The police announcement says the scammers stole nearly €5,000,000 from 200 individuals and businesses in just one year. However, there are indications that the total amount stolen could exceed €7,000,000.
The main suspect used an array of false identity documents to control more than a hundred bank accounts where the stolen funds were deposited. These accounts were opened under the names of other people, some collaborating directly with the criminal network, while others were unsuspecting victims themselves.

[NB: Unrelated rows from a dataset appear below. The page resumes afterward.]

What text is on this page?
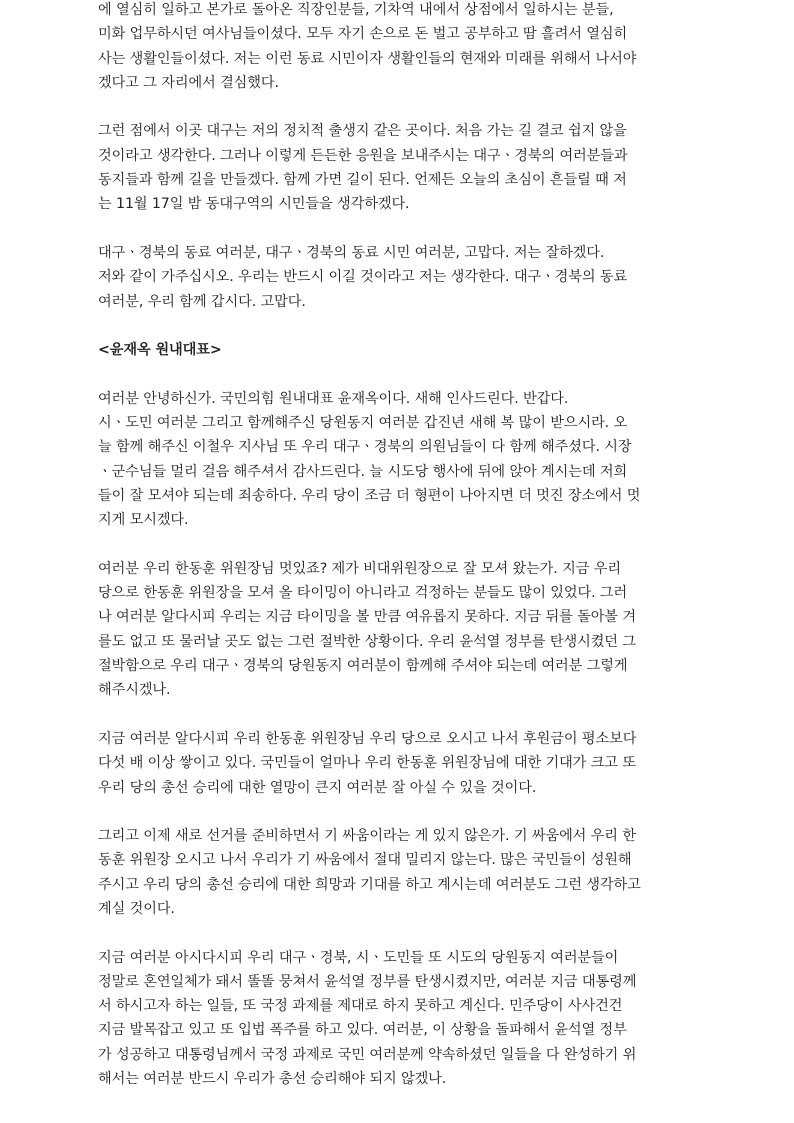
에 열심히 일하고 본가로 돌아온 직장인분들, 기차역 내에서 상점에서 일하시는 분들,
미화 업무하시던 여사님들이셨다. 모두 자기 손으로 돈 벌고 공부하고 땀 흘려서 열심히
사는 생활인들이셨다. 저는 이런 동료 시민이자 생활인들의 현재와 미래를 위해서 나서야
겠다고 그 자리에서 결심했다.
그런 점에서 이곳 대구는 저의 정치적 출생지 같은 곳이다. 처음 가는 길 결코 쉽지 않을
것이라고 생각한다. 그러나 이렇게 든든한 응원을 보내주시는 대구ㆍ경북의 여러분들과
동지들과 함께 길을 만들겠다. 함께 가면 길이 된다. 언제든 오늘의 초심이 흔들릴 때 저
는 11월 17일 밤 동대구역의 시민들을 생각하겠다.
대구ㆍ경북의 동료 여러분, 대구ㆍ경북의 동료 시민 여러분, 고맙다. 저는 잘하겠다.
저와 같이 가주십시오. 우리는 반드시 이길 것이라고 저는 생각한다. 대구ㆍ경북의 동료
여러분, 우리 함께 갑시다. 고맙다.
<윤재옥 원내대표>
여러분 안녕하신가. 국민의힘 원내대표 윤재옥이다. 새해 인사드린다. 반갑다.
시ㆍ도민 여러분 그리고 함께해주신 당원동지 여러분 갑진년 새해 복 많이 받으시라. 오
늘 함께 해주신 이철우 지사님 또 우리 대구ㆍ경북의 의원님들이 다 함께 해주셨다. 시장
ㆍ군수님들 멀리 걸음 해주셔서 감사드린다. 늘 시도당 행사에 뒤에 앉아 계시는데 저희
들이 잘 모셔야 되는데 죄송하다. 우리 당이 조금 더 형편이 나아지면 더 멋진 장소에서 멋
지게 모시겠다.
여러분 우리 한동훈 위원장님 멋있죠? 제가 비대위원장으로 잘 모셔 왔는가. 지금 우리
당으로 한동훈 위원장을 모셔 올 타이밍이 아니라고 걱정하는 분들도 많이 있었다. 그러
나 여러분 알다시피 우리는 지금 타이밍을 볼 만큼 여유롭지 못하다. 지금 뒤를 돌아볼 겨
를도 없고 또 물러날 곳도 없는 그런 절박한 상황이다. 우리 윤석열 정부를 탄생시켰던 그
절박함으로 우리 대구ㆍ경북의 당원동지 여러분이 함께해 주셔야 되는데 여러분 그렇게
해주시겠나.
지금 여러분 알다시피 우리 한동훈 위원장님 우리 당으로 오시고 나서 후원금이 평소보다
다섯 배 이상 쌓이고 있다. 국민들이 얼마나 우리 한동훈 위원장님에 대한 기대가 크고 또
우리 당의 총선 승리에 대한 열망이 큰지 여러분 잘 아실 수 있을 것이다.
그리고 이제 새로 선거를 준비하면서 기 싸움이라는 게 있지 않은가. 기 싸움에서 우리 한
동훈 위원장 오시고 나서 우리가 기 싸움에서 절대 밀리지 않는다. 많은 국민들이 성원해
주시고 우리 당의 총선 승리에 대한 희망과 기대를 하고 계시는데 여러분도 그런 생각하고
계실 것이다.
지금 여러분 아시다시피 우리 대구ㆍ경북, 시ㆍ도민들 또 시도의 당원동지 여러분들이
정말로 혼연일체가 돼서 똘똘 뭉쳐서 윤석열 정부를 탄생시켰지만, 여러분 지금 대통령께
서 하시고자 하는 일들, 또 국정 과제를 제대로 하지 못하고 계신다. 민주당이 사사건건
지금 발목잡고 있고 또 입법 폭주를 하고 있다. 여러분, 이 상황을 돌파해서 윤석열 정부
가 성공하고 대통령님께서 국정 과제로 국민 여러분께 약속하셨던 일들을 다 완성하기 위
해서는 여러분 반드시 우리가 총선 승리해야 되지 않겠나.
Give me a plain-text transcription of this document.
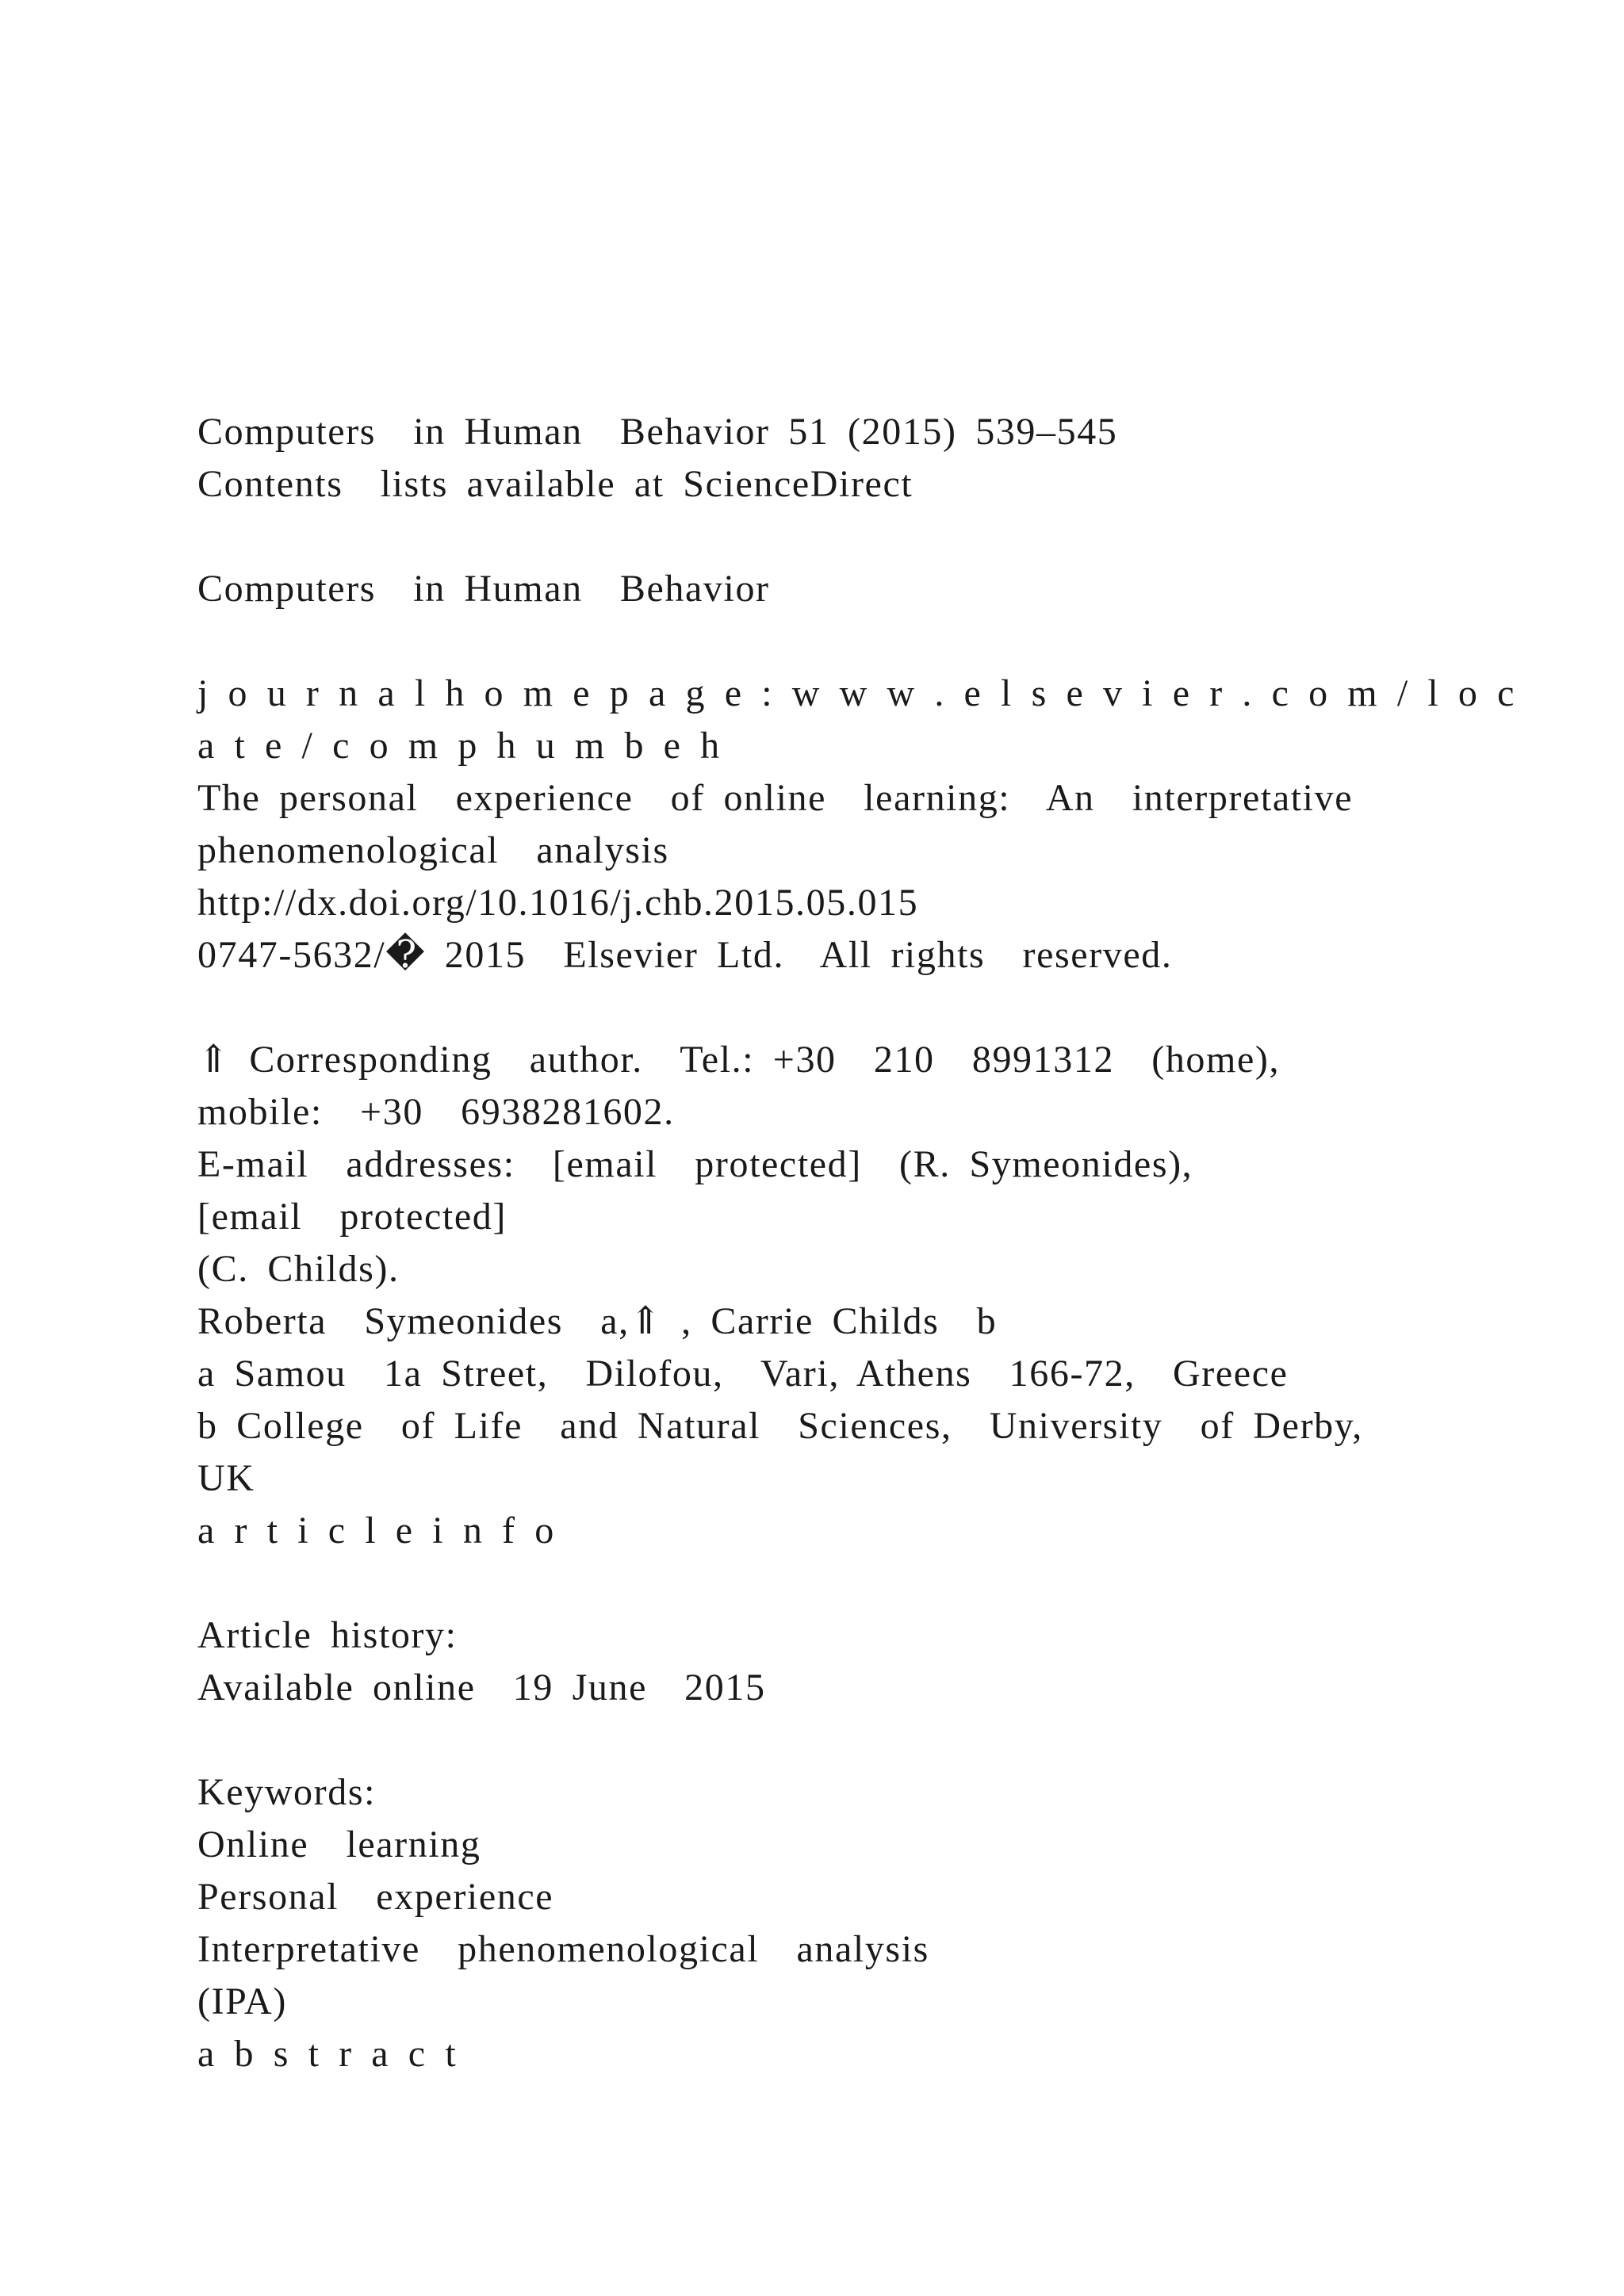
Computers  in Human  Behavior 51 (2015) 539–545
Contents  lists available at ScienceDirect
Computers  in Human  Behavior
j o u r n a l h o m e p a g e : w w w . e l s e v i e r . c o m / l o c
a t e / c o m p h u m b e h
The personal  experience  of online  learning:  An  interpretative
phenomenological  analysis
http://dx.doi.org/10.1016/j.chb.2015.05.015
0747-5632/� 2015  Elsevier Ltd.  All rights  reserved.
⇑ Corresponding  author.  Tel.: +30  210  8991312  (home),
mobile:  +30  6938281602.
E-mail  addresses:  [email  protected]  (R. Symeonides),
[email  protected]
(C. Childs).
Roberta  Symeonides  a,⇑ , Carrie Childs  b
a Samou  1a Street,  Dilofou,  Vari, Athens  166-72,  Greece
b College  of Life  and Natural  Sciences,  University  of Derby,
UK
a r t i c l e i n f o
Article history:
Available online  19 June  2015
Keywords:
Online  learning
Personal  experience
Interpretative  phenomenological  analysis
(IPA)
a b s t r a c t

The cybercriminals then used the profits to travel across Europe and the United States, acquire luxury items and open additional bank accounts to aid in money laundering.
On the other hand, agents also blocked 74 bank accounts, freezing assets for more than 500,000 euros.
At the registered address, they located an area where they stored the goods acquired fraudulently or with the funds of the scams, so that it looked like a luxury goods store.” – spanish font.
According to Spanish authorities, cybercrime is on the rise in the country, with one in five crimes now taking place online.
In 2022, the police recorded 375,500 cybercrime cases in Spain, an increase of 72% compared to 2019 and 352% compared to 2015.
According to the police, a clear sign of fraud is when the caller puts the victim on hold each time he provides the requested information, as he uses this information to make real-time money transfers while talking to the victim.